I remember back when I was in college hearing about what was then termed the “professional student”, a person who stayed in college after completing a course of study and receiving a degree. Usually relying on his or her parents, the professional student would go on to another program and pursue another degree, putting off for as long as possible the necessity of getting a job. Of course, there is nothing wrong with learning and continuing to learn, but some form of application of that learning seems to be reasonable.
Nowadays, with my interest in various subjects continuing and changing over time, I can safely say I have never stopped learning. I just have not let the learning get in the way of working and earning a living at the same time as that professional student was alleged to have done.
Now, I don’t want you to confuse learning with mandatory continuing education requirements we find in many fields of thought. All too often in those situations you will see folks who sign in at the beginning and disappear at the first break. When the entity providing the CE figures this out and requires the attendees to be present to sign out at the end, these same folks are found working their smartphones, reading headlines, texting friends and colleagues or just about anything they can do to avoid actually learning.
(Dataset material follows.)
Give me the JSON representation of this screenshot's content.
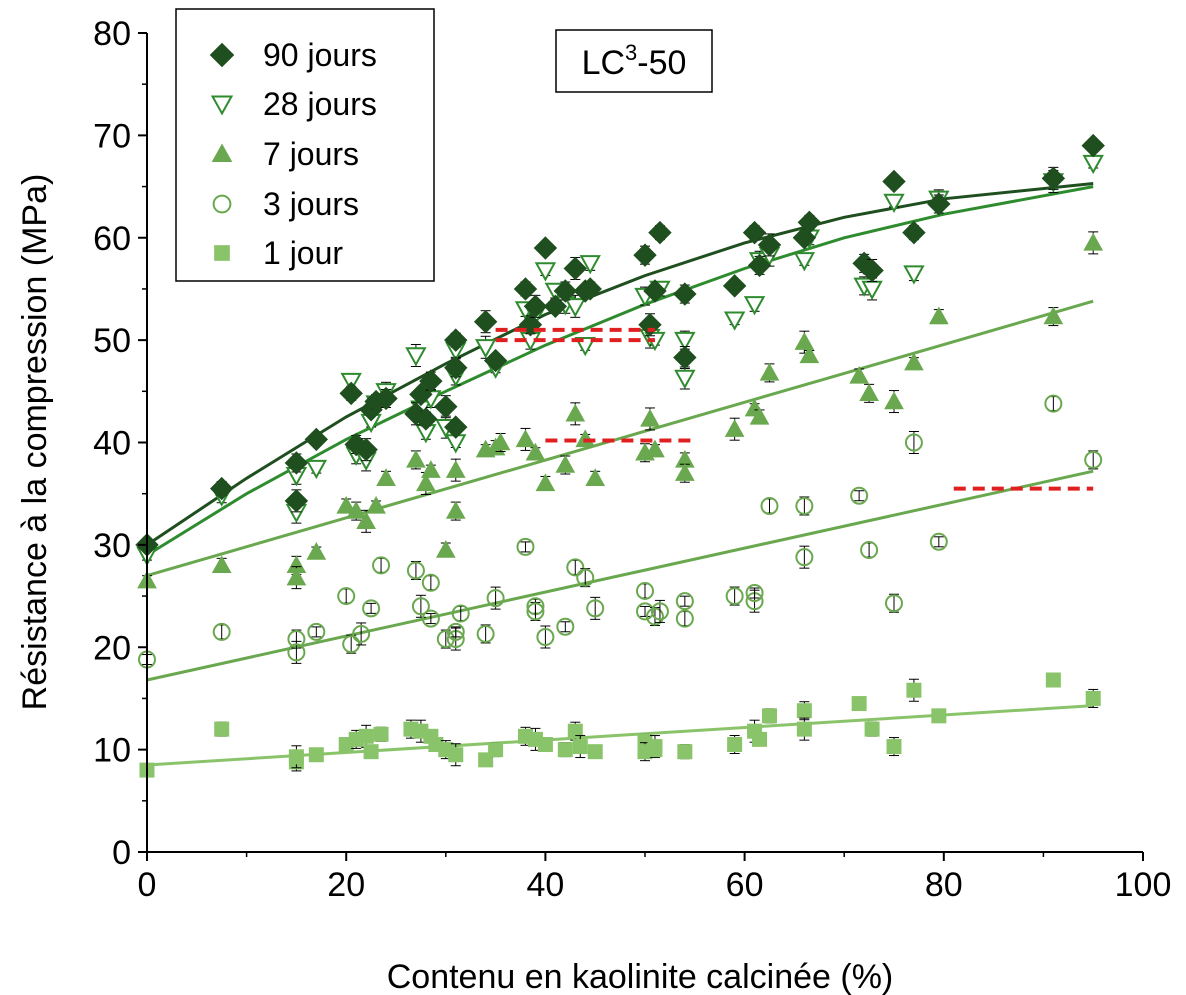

I am sure a part of this ill behavior is that the “learning” is mandatory. Further, that some of the so-called learning is unhelpful, boring or even incorrect. When one has an interest in a subject and chooses to spend their own time and money pursuing it, that person will do some real learning and will have chosen quality resources to do that learning.
If you have experienced any trouble with continuing education requirements, perhaps you should consider taking control of your learning and find congenial and effective sources that satisfy you and also the requirements. It will be much better all round and leave you with better knowledge for what you do.